ON THE SET WITH CHARLOTTE
Charlotte’s star appeal is nothing new. During high school in Winnetka, Illinois, she studied performing arts and trained at the prestigious Steppenwolf Theater and Second City in Chicago. At age 18, Charlotte made the move to Hollywood, performing on stage at the Pasadena Playhouse and the Tiffany Theater. She nabbed her first television role in 1987 as teen prostitute Eve Donovan on Days of Our Lives, where she earned two Emmy nominations. Charlotte stayed on the soap until 1991, when she moved on to other television roles, including the miniseries A Will of Their Own, several movies-of-the-week, and five television series (including The Five Mrs. Buchanans, Trinity, The Heights and, most recently, Showtime’s Beggars and Choosers). You might remember her from her guest-starring roles on ER and Frasier, and she also appeared in several feature films, including Touch and Go with Michael Keaton and Love and a .45 with Renée Zellweger. “I’ve been so lucky to be earning a living for 16 years in Hollywood,” Charlotte says, adding, “I think my work is improving, too, and that’s really rewarding.”

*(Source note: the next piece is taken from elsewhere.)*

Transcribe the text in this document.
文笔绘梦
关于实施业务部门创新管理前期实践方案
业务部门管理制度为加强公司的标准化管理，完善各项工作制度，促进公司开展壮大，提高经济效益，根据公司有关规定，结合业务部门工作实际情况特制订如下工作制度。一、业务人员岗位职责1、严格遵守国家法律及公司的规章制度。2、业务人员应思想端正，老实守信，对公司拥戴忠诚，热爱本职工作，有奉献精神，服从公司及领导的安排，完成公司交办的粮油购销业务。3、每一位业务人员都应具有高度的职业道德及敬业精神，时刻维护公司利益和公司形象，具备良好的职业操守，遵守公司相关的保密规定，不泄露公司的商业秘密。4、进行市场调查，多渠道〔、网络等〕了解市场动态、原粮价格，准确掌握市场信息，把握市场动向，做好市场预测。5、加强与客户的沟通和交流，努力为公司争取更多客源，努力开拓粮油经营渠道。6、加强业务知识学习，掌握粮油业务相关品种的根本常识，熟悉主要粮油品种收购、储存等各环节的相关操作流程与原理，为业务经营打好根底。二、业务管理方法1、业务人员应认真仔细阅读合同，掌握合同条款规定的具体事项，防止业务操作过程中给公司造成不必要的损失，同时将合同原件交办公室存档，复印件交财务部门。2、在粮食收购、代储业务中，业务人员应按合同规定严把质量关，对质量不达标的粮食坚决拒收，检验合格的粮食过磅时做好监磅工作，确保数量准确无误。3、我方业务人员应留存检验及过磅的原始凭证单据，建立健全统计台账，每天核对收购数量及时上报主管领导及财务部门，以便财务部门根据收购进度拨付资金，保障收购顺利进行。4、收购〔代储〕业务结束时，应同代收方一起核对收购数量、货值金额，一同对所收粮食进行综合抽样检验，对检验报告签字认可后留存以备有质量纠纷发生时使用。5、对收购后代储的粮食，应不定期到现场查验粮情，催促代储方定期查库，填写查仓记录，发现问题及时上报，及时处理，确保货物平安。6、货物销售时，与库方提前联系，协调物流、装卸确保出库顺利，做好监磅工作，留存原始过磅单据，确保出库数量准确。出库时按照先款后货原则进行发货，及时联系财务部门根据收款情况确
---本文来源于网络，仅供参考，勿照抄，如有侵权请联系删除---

She had a recurring role on NYPD Blue as a slain police officer’s wife, and in the fall of 2000 joined the NYPD Blue cast permanently (as a different character). Since then, Charlotte has garnered fans and critics’ praises for her bull’s-eye portrayal of the no-nonsense, down-to-earth Detective Connie McDowell. USA Today television critic Robert Bianco categorized Ross as one of 10 TV “Stars Who Light the Night.” “To her familiar flashes of humor, she’s added a sexuality and emotional heft that combine to create one of the show’s most appealing characters,” wrote Bianco.
Along with her acting talents, Charlotte is also an accomplished singer, having studied opera for five years. Add this to her work for the SPCA and other animal protection agencies, and you’ll see why Charlotte is one of the hardest-working actresses in Hollywood today. Her star is definitely on the rise!